Les citoyens ou sujets Français jouiront dans toute l'étendue du Tonkin, et dans les ports ouverts de l'Annam, d'une entière liberté pour leurs personnes et leurs propriétés.
Au Tonkin et dans les limites des ports ouverts de l'Annam, ils pourront circuler, s'établir et posséder librement, Il en sera de même de tous les étrangers qui réclameront le bénéfice de la protection Française d'une façon permanente ou temporaire.
ARTICLE XXI.
Les personnes, qui pour des motifs d'ordre scientifique ou autres, voudront voyager dans l'intérieur de l'Annam, ne pourront en obtenir l'autorisation que par l'intermédiaire du Résident de France à Hué, du Gouverneur de la Cochinchine ou du Commissaire Général de la République au Tonkin. Ces autorités leur délivreront des passeports, qui seront présentés au visa du Gouvernement Annamite.
ARTICLE XXII.
La France entretiendra, tant que cette précaution lui paraîtra nécessaire, des postes militaires le long du Fleuve Rouge, de façon à en garantir la libre circulation. Elle pourra également élever des fortifications permanentes partout où elle le jugera utile.
ARTICLE XXIII.
La France s'engagera à garantir désormais l'intégrité complète des États de Sa Majesté le Roi d'Annam, à défendre ce Souverain contre toutes les agressions du dehors et contre toutes les rébellions au dedans et à soutenir ses justes revendications contre les étrangers.
La France se charge, à elle seule, de chasser du Tonkin les bandes connues sous le nom de Pavillons-Noirs, et d'assurer par ces moyens la sécurité et la liberté du commerce du Fleuve Rouge.

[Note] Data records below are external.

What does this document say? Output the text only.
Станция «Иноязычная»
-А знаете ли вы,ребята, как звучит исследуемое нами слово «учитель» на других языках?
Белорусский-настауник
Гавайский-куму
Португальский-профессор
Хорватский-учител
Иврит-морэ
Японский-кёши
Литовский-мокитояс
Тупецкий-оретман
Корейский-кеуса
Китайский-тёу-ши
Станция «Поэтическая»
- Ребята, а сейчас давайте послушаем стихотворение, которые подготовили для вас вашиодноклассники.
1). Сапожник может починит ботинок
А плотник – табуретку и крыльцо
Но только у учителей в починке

Sa Majesté le Roi d'Annam continuera comme par le passé à diriger l'administration intérieure de ses États, sauf les restrictions qui résultent de la présente Convention.
ARTICLE XXIV.
La France s'engage également à fournir à Sa Majesté le Roi d'Annam tous les instructeurs, ingénieurs, savants, officiers, &c., dont elle aura besoin.
ARTICLE XXV.
La France considérera en tous lieux, au dedans comme au dehors, les Annamites comme ses vrais protégés.
ARTICLE XXVI.
Les dettes actuelles de l'Annam vis-à-vis de la France sont considérées comme acquittées par le fait de la cession du Binh-Thuan.
ARTICLE XXVII.
Des conférences ultérieures fixeront la quotité à attribuer au Gouvernement Annamite sur le produit des Douanes, des taxes télégraphiques, &c., du Royaume, des impôts et douanes du Tonkin et des monopoles ou entreprises industrielles qui seront concédés au Tonkin.
Les sommes prélevées sur ces revenus ne pourront pas être inférieures à 2,000,000 fr. par an.
La piastre Mexicaine et les monnaies d'argent de la Cochinchine Française auront cours forcé dans toute l'étendue du royaume, concurremment avec les monnaies nationales Annamites.
La présente Convention sera soumise à l'approbation du Président de la République et de Sa Majesté le Roi d'Annam, et les ratifications en seront échangées aussitôt que possible.
La France et l'Annam nommeront alors des Plénipotentiaires qui se réuniront à Hué pour examiner et régler tous les points de détail.
Les Plénipotentiaires nommés par le Président de la République Française et Sa Majesté le Roi d'Annam étudieront dans ces Conférences le régime commercial le plus avantageux aux deux États, ainsi que le règlement du système Douanier sur les bases indiquées à l'Article XIX ci-dessus. Ils étudieront aussi toutes les questions relatives aux monopoles du Tonkin, aux concessions de mines, de forêts, de salines, et d'industries généralement quelconques.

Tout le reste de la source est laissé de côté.